The News vs. the Data
The reality that’s often clouded by a constant stream of bad news is we’re actually seeing a massive drop in poverty, fewer deaths from violent crime and preventable diseases. On top of that, we’re the most educated populace to ever walk the planet.
“Violence has been in decline for thousands of years, and today we may be living in the most peaceful era in the existence of our species.” –Steven Pinker
In the last hundred years, we’ve seen the average human life expectancy nearly double, the global GDP per capita rise exponentially, and childhood mortality drop 10-fold.
That’s pretty good progress! Maybe the world isn’t all gloom and doom.If you’re still not convinced the world is getting better, check out the charts in this article from Vox and on Peter Diamandis’ website for a lot more data.
Abundance for All Is Possible
So now that you know the world isn’t so bad after all, here’s another thing to think about: it can get much better, very soon.
In their book Abundance: The Future Is Better Than You Think, Steven Kotler and Peter Diamandis suggest it may be possible for us to meet and even exceed the basic needs of all the people living on the planet today.
“In the hands of smart and driven innovators, science and technology take things which were once scarce and make them abundant and accessible to all.”
This means making sure every single person in the world has adequate food, water and shelter, as well as a good education, access to healthcare, and personal freedom.
This might seem unimaginable, especially if you tend to think the world is only getting worse. But given how much progress we’ve already made in the last few hundred years, coupled with the recent explosion of information sharing and new, powerful technologies, abundance for all is not as out of reach as you might believe.
Throughout history, we’ve seen that in the hands of smart and driven innovators, science and technology take things which were once scarce and make them abundant and accessible to all.
Napoleon III
In Abundance, Diamandis and Kotler tell the story of how aluminum went from being one of the rarest metals on the planet to being one of the most abundant…
In the 1800s, aluminum was more valuable than silver and gold because it was rarer.

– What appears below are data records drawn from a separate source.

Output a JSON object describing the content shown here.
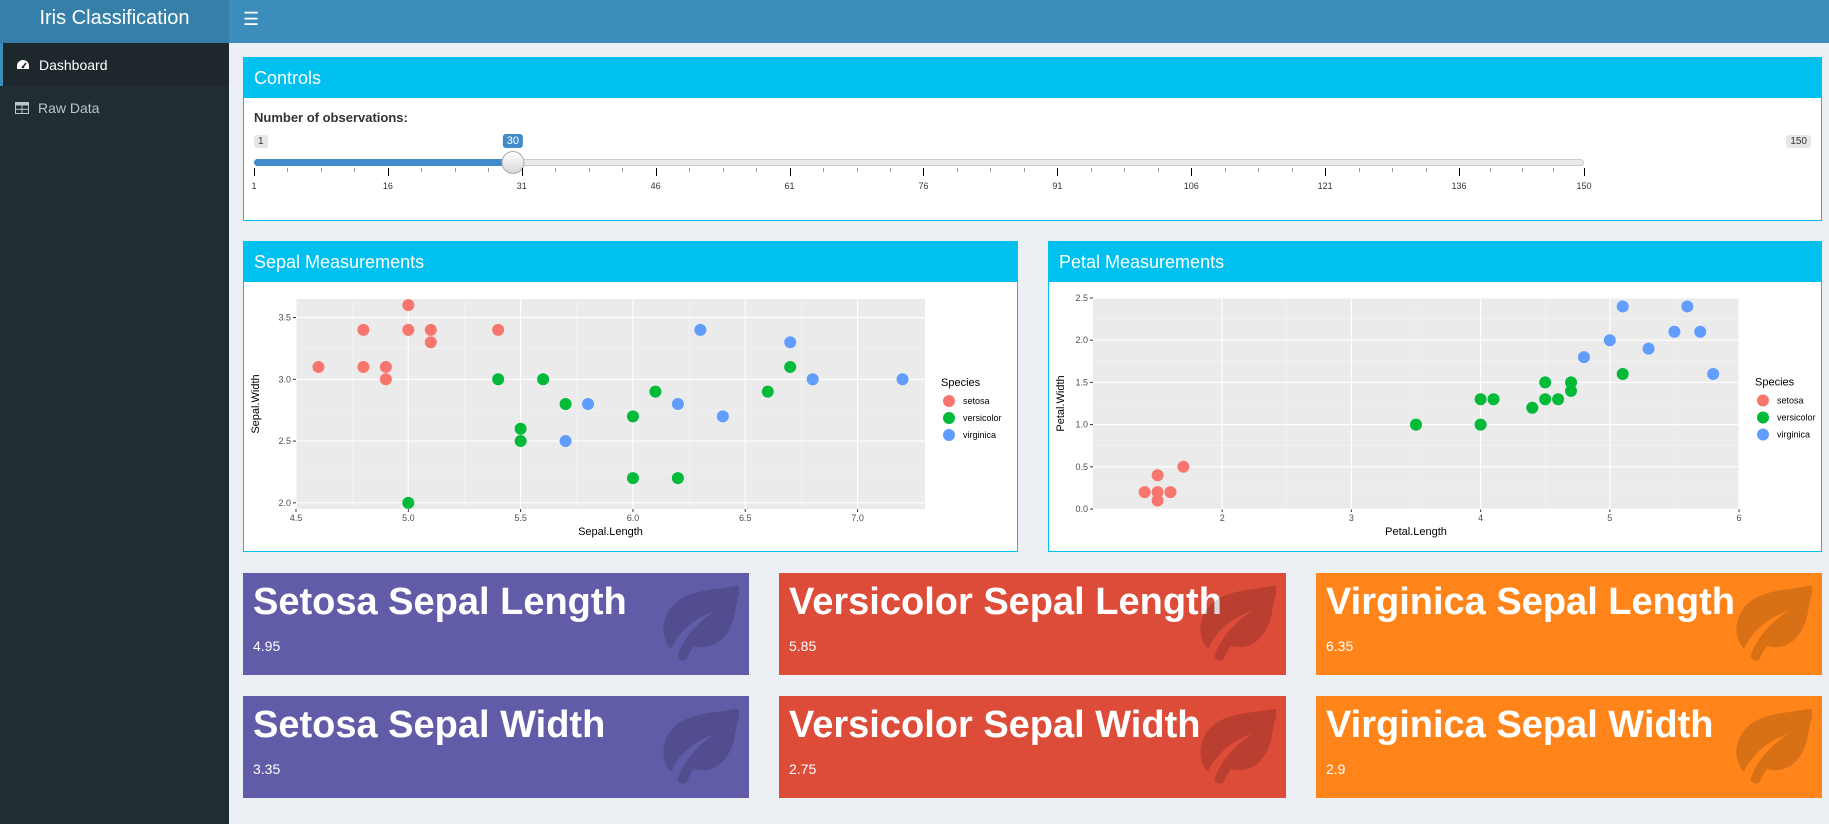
{
  "app": {
    "title": "Iris Classification"
  },
  "sidebar": {
    "items": [
      {
        "label": "Dashboard",
        "icon": "dashboard-icon",
        "active": true
      },
      {
        "label": "Raw Data",
        "icon": "table-icon",
        "active": false
      }
    ]
  },
  "controls": {
    "title": "Controls",
    "slider": {
      "label": "Number of observations:",
      "min": 1,
      "max": 150,
      "value": 30,
      "ticks": [
        1,
        16,
        31,
        46,
        61,
        76,
        91,
        106,
        121,
        136,
        150
      ],
      "min_label": "1",
      "max_label": "150",
      "value_label": "30"
    }
  },
  "sepal": {
    "title": "Sepal Measurements"
  },
  "petal": {
    "title": "Petal Measurements"
  },
  "colors": {
    "setosa": "#f8766d",
    "versicolor": "#00ba38",
    "virginica": "#619cff",
    "header": "#00c0ef"
  },
  "chart_data": [
    {
      "type": "scatter",
      "title": "",
      "xlabel": "Sepal.Length",
      "ylabel": "Sepal.Width",
      "xlim": [
        4.5,
        7.3
      ],
      "ylim": [
        1.95,
        3.65
      ],
      "xticks": [
        "4.5",
        "5.0",
        "5.5",
        "6.0",
        "6.5",
        "7.0"
      ],
      "yticks": [
        "2.0",
        "2.5",
        "3.0",
        "3.5"
      ],
      "legend": {
        "title": "Species",
        "position": "right",
        "entries": [
          "setosa",
          "versicolor",
          "virginica"
        ]
      },
      "grid": true,
      "series": [
        {
          "name": "setosa",
          "points": [
            [
              4.6,
              3.1
            ],
            [
              4.8,
              3.4
            ],
            [
              4.8,
              3.1
            ],
            [
              4.9,
              3.1
            ],
            [
              4.9,
              3.0
            ],
            [
              5.0,
              3.6
            ],
            [
              5.0,
              3.4
            ],
            [
              5.1,
              3.4
            ],
            [
              5.1,
              3.3
            ],
            [
              5.4,
              3.4
            ]
          ]
        },
        {
          "name": "versicolor",
          "points": [
            [
              5.0,
              2.0
            ],
            [
              5.4,
              3.0
            ],
            [
              5.5,
              2.6
            ],
            [
              5.5,
              2.5
            ],
            [
              5.6,
              3.0
            ],
            [
              5.7,
              2.8
            ],
            [
              6.0,
              2.7
            ],
            [
              6.0,
              2.2
            ],
            [
              6.1,
              2.9
            ],
            [
              6.2,
              2.2
            ],
            [
              6.6,
              2.9
            ],
            [
              6.7,
              3.1
            ]
          ]
        },
        {
          "name": "virginica",
          "points": [
            [
              5.7,
              2.5
            ],
            [
              5.8,
              2.8
            ],
            [
              6.2,
              2.8
            ],
            [
              6.3,
              3.4
            ],
            [
              6.4,
              2.7
            ],
            [
              6.7,
              3.3
            ],
            [
              6.8,
              3.0
            ],
            [
              7.2,
              3.0
            ]
          ]
        }
      ]
    },
    {
      "type": "scatter",
      "title": "",
      "xlabel": "Petal.Length",
      "ylabel": "Petal.Width",
      "xlim": [
        1.0,
        6.0
      ],
      "ylim": [
        0.0,
        2.5
      ],
      "xticks": [
        "2",
        "3",
        "4",
        "5",
        "6"
      ],
      "yticks": [
        "0.0",
        "0.5",
        "1.0",
        "1.5",
        "2.0",
        "2.5"
      ],
      "legend": {
        "title": "Species",
        "position": "right",
        "entries": [
          "setosa",
          "versicolor",
          "virginica"
        ]
      },
      "grid": true,
      "series": [
        {
          "name": "setosa",
          "points": [
            [
              1.4,
              0.2
            ],
            [
              1.5,
              0.2
            ],
            [
              1.5,
              0.1
            ],
            [
              1.5,
              0.4
            ],
            [
              1.6,
              0.2
            ],
            [
              1.7,
              0.5
            ]
          ]
        },
        {
          "name": "versicolor",
          "points": [
            [
              3.5,
              1.0
            ],
            [
              4.0,
              1.3
            ],
            [
              4.0,
              1.0
            ],
            [
              4.1,
              1.3
            ],
            [
              4.4,
              1.2
            ],
            [
              4.5,
              1.5
            ],
            [
              4.5,
              1.3
            ],
            [
              4.6,
              1.3
            ],
            [
              4.7,
              1.5
            ],
            [
              4.7,
              1.4
            ],
            [
              5.1,
              1.6
            ]
          ]
        },
        {
          "name": "virginica",
          "points": [
            [
              4.8,
              1.8
            ],
            [
              5.0,
              2.0
            ],
            [
              5.1,
              2.4
            ],
            [
              5.3,
              1.9
            ],
            [
              5.5,
              2.1
            ],
            [
              5.6,
              2.4
            ],
            [
              5.7,
              2.1
            ],
            [
              5.8,
              1.6
            ]
          ]
        }
      ]
    }
  ],
  "stats": [
    {
      "title": "Setosa Sepal Length",
      "value": "4.95",
      "color": "purple"
    },
    {
      "title": "Versicolor Sepal Length",
      "value": "5.85",
      "color": "red"
    },
    {
      "title": "Virginica Sepal Length",
      "value": "6.35",
      "color": "orange"
    },
    {
      "title": "Setosa Sepal Width",
      "value": "3.35",
      "color": "purple"
    },
    {
      "title": "Versicolor Sepal Width",
      "value": "2.75",
      "color": "red"
    },
    {
      "title": "Virginica Sepal Width",
      "value": "2.9",
      "color": "orange"
    }
  ]
}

So when Napoleon III entertained the King of Siam, the king and his guests were honored by being given aluminum utensils, while the rest of the dinner party ate with gold.
But aluminum is not really rare.
In fact, aluminum is the third most abundant element in the Earth’s crust, making up 8.3% of the weight of our planet. But it wasn’t until chemists Charles Martin Hall and Paul Héroult discovered how to use electrolysis to cheaply separate aluminum from surrounding materials that the element became suddenly abundant.
The problems keeping us from achieving a world where everyone’s basic needs are met may seem like resource problems — when in reality, many are accessibility problems.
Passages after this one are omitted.